You are more than welcome to discuss any of these requirements or assignments with the professor.
ATTENDANCE: Note that class attendance is required for this course and constitutes 5% of your grade. You will be permitted 3 unexcused absences, after which you lose your attendance points. The instructor will regularly circulate an attendance sheet, which you should sign. Signing for others is considered academic dishonesty. Repeated absences may affect your performance on final exam and quizzes since they will be based on the class lectures. Also missing class means possibly missing quizzes (unannounced quizzes) and late submission of homework assignments.
According to the Office of the University Registrar, “acceptable reasons for absence from class include illness, serious family emergencies, special curricular requirements (e.g., judging trips, field trips, professional conferences), military obligation, severe weather conditions, religious holidays and participation in official university activities such as music performances, athletic competition or debate. Absences from class for court-imposed legal obligations (e.g., jury duty or subpoena) must be excused.”

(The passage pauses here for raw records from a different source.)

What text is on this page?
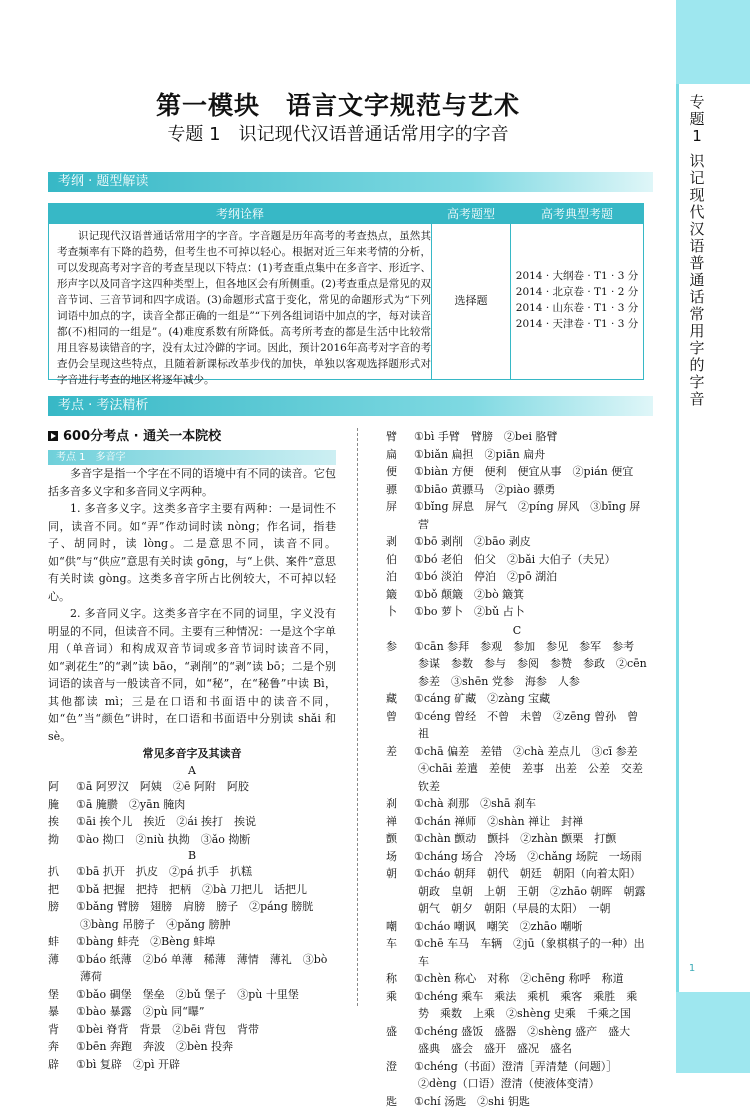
专
题
1

识
记
现
代
汉
语
普
通
话
常
用
字
的
字
音
1
第一模块　语言文字规范与艺术
专题 1　识记现代汉语普通话常用字的字音
考纲 · 题型解读
考纲诠释	高考题型	高考典型考题
识记现代汉语普通话常用字的字音。字音题是历年高考的考查热点，虽然其考查频率有下降的趋势，但考生也不可掉以轻心。根据对近三年来考情的分析，可以发现高考对字音的考查呈现以下特点：(1)考查重点集中在多音字、形近字、形声字以及同音字这四种类型上，但各地区会有所侧重。(2)考查重点是常见的双音节词、三音节词和四字成语。(3)命题形式富于变化，常见的命题形式为“下列词语中加点的字，读音全都正确的一组是”“下列各组词语中加点的字，每对读音都(不)相同的一组是”。(4)难度系数有所降低。高考所考查的都是生活中比较常用且容易读错音的字，没有太过冷僻的字词。因此，预计2016年高考对字音的考查仍会呈现这些特点，且随着新课标改革步伐的加快，单独以客观选择题形式对字音进行考查的地区将逐年减少。
选择题
2014 · 大纲卷 · T1 · 3 分
2014 · 北京卷 · T1 · 2 分
2014 · 山东卷 · T1 · 3 分
2014 · 天津卷 · T1 · 3 分
考点 · 考法精析
600分考点 · 通关一本院校
考点 1　多音字

多音字是指一个字在不同的语境中有不同的读音。它包括多音多义字和多音同义字两种。

1. 多音多义字。这类多音字主要有两种：一是词性不同，读音不同。如“弄”作动词时读 nòng；作名词，指巷子、胡同时，读 lòng。二是意思不同，读音不同。如“供”与“供应”意思有关时读 gōng，与“上供、案件”意思有关时读 gòng。这类多音字所占比例较大，不可掉以轻心。

2. 多音同义字。这类多音字在不同的词里，字义没有明显的不同，但读音不同。主要有三种情况：一是这个字单用（单音词）和构成双音节词或多音节词时读音不同，如“剥花生”的“剥”读 bāo，“剥削”的“剥”读 bō；二是个别词语的读音与一般读音不同，如“秘”，在“秘鲁”中读 Bì，其他都读 mì；三是在口语和书面语中的读音不同，如“色”当“颜色”讲时，在口语和书面语中分别读 shǎi 和 sè。

常见多音字及其读音

A

阿 ①ā 阿罗汉　阿姨　②ē 阿附　阿胶

腌 ①ā 腌臜　②yān 腌肉

挨 ①āi 挨个儿　挨近　②ái 挨打　挨说

拗 ①ào 拗口　②niù 执拗　③ǎo 拗断

B

扒 ①bā 扒开　扒皮　②pá 扒手　扒糕

把 ①bǎ 把握　把持　把柄　②bà 刀把儿　话把儿

膀 ①bǎng 臂膀　翅膀　肩膀　膀子　②páng 膀胱　③bàng 吊膀子　④pǎng 膀肿

蚌 ①bàng 蚌壳　②Bèng 蚌埠

薄 ①báo 纸薄　②bó 单薄　稀薄　薄情　薄礼　③bò 薄荷

堡 ①bǎo 碉堡　堡垒　②bǔ 堡子　③pù 十里堡

暴 ①bào 暴露　②pù 同“曝”

背 ①bèi 脊背　背景　②bēi 背包　背带

奔 ①bēn 奔跑　奔波　②bèn 投奔

辟 ①bì 复辟　②pì 开辟

臂 ①bì 手臂　臂膀　②bei 胳臂

扁 ①biǎn 扁担　②piān 扁舟

便 ①biàn 方便　便利　便宜从事　②pián 便宜

骠 ①biāo 黄骠马　②piào 骠勇

屏 ①bǐng 屏息　屏气　②píng 屏风　③bīng 屏营

剥 ①bō 剥削　②bāo 剥皮

伯 ①bó 老伯　伯父　②bǎi 大伯子（夫兄）

泊 ①bó 淡泊　停泊　②pō 湖泊

簸 ①bǒ 颠簸　②bò 簸箕

卜 ①bo 萝卜　②bǔ 占卜

C

参 ①cān 参拜　参观　参加　参见　参军　参考　参谋　参数　参与　参阅　参赞　参政　②cēn 参差　③shēn 党参　海参　人参

藏 ①cáng 矿藏　②zàng 宝藏

曾 ①céng 曾经　不曾　未曾　②zēng 曾孙　曾祖

差 ①chā 偏差　差错　②chà 差点儿　③cī 参差　④chāi 差遣　差使　差事　出差　公差　交差　钦差

刹 ①chà 刹那　②shā 刹车

禅 ①chán 禅师　②shàn 禅让　封禅

颤 ①chàn 颤动　颤抖　②zhàn 颤栗　打颤

场 ①cháng 场合　冷场　②chǎng 场院　一场雨

朝 ①cháo 朝拜　朝代　朝廷　朝阳（向着太阳）　朝政　皇朝　上朝　王朝　②zhāo 朝晖　朝露　朝气　朝夕　朝阳（早晨的太阳）　一朝

嘲 ①cháo 嘲讽　嘲笑　②zhāo 嘲哳

车 ①chē 车马　车辆　②jū（象棋棋子的一种）出车

称 ①chèn 称心　对称　②chēng 称呼　称道

乘 ①chéng 乘车　乘法　乘机　乘客　乘胜　乘势　乘数　上乘　②shèng 史乘　千乘之国

盛 ①chéng 盛饭　盛器　②shèng 盛产　盛大　盛典　盛会　盛开　盛况　盛名

澄 ①chéng（书面）澄清［弄清楚（问题）］　②dèng（口语）澄清（使液体变清）

匙 ①chí 汤匙　②shi 钥匙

For further information about the University of Florida’s attendance policy, please see the current Undergraduate Catalogue
QUIZZES: There will be quizzes during the semester based on course readings and class discussion and lectures. The format will multiple-choice questions. These will not be difficult, but will be intended to test whether you have done the readings and are prepared for class.
Together with attendance and other assignments these quizzes will constitute 25% of your grade.

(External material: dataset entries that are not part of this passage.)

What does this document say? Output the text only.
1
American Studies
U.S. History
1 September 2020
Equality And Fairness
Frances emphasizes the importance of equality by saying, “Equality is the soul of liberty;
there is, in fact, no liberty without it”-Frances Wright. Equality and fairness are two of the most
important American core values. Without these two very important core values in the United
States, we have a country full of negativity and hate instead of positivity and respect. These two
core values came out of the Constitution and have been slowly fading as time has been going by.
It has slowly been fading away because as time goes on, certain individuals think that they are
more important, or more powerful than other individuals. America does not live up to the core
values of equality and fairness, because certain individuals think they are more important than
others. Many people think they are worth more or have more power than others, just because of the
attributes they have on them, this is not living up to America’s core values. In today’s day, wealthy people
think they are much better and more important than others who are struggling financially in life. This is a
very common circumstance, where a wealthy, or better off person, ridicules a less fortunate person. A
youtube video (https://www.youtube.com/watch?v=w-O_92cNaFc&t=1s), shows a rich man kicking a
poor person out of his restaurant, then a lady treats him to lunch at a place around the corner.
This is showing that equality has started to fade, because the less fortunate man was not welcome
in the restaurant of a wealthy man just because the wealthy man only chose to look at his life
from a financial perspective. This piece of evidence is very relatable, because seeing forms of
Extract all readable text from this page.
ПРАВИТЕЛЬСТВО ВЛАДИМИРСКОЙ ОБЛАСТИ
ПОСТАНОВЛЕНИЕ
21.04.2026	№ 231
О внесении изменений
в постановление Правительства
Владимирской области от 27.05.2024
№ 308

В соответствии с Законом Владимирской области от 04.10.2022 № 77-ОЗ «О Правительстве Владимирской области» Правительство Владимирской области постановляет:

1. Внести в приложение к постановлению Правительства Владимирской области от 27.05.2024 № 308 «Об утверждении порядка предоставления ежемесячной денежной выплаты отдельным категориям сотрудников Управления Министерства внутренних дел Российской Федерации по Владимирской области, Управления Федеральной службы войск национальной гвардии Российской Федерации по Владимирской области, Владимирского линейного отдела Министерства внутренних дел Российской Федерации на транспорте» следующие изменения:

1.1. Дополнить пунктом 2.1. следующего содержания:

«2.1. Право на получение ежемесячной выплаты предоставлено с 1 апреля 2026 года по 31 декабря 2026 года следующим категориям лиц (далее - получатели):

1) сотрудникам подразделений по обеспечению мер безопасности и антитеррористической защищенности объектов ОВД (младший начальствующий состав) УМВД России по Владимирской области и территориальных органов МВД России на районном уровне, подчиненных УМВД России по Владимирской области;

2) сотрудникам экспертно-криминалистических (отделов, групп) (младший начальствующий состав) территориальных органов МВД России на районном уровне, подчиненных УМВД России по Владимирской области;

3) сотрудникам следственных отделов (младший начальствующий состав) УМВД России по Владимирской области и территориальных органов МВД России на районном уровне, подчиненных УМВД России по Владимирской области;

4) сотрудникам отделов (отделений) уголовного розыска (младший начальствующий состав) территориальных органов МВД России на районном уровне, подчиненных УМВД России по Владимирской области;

Academic dishonesty, including cheating on exams and plagiarism, will not be tolerated. Any student engaging in such activities will be dealt with in accordance with University policy. It is your responsibility to know what constitutes plagiarism, and what the university policies are. If you have doubts, we would be happy to discuss with you. Please refer to the current Undergraduate Catalog for more information on the Student Honor code
If you have questions about these policies, we would be happy to discuss them with you.
STUDENTS WITH DISABILITIES
If you have a disability that may affect your performance in this class, you should contact the Dean of Students Office (www.dso.ufl.edu/drp/) so that special arrangements can be made to accommodate you. It is your responsibility to do so at the beginning of the semester.
E 47 or below
Course Outline Week 1 (January 5/7) Introduction
1. Syllabus, discussion of course objectives, requirements, exam format, important course dates etc.
2. Introduction, the importance of Greek civilization for the western world. Ancient and modern Greek identity. Continuity in Greek culture and civilization.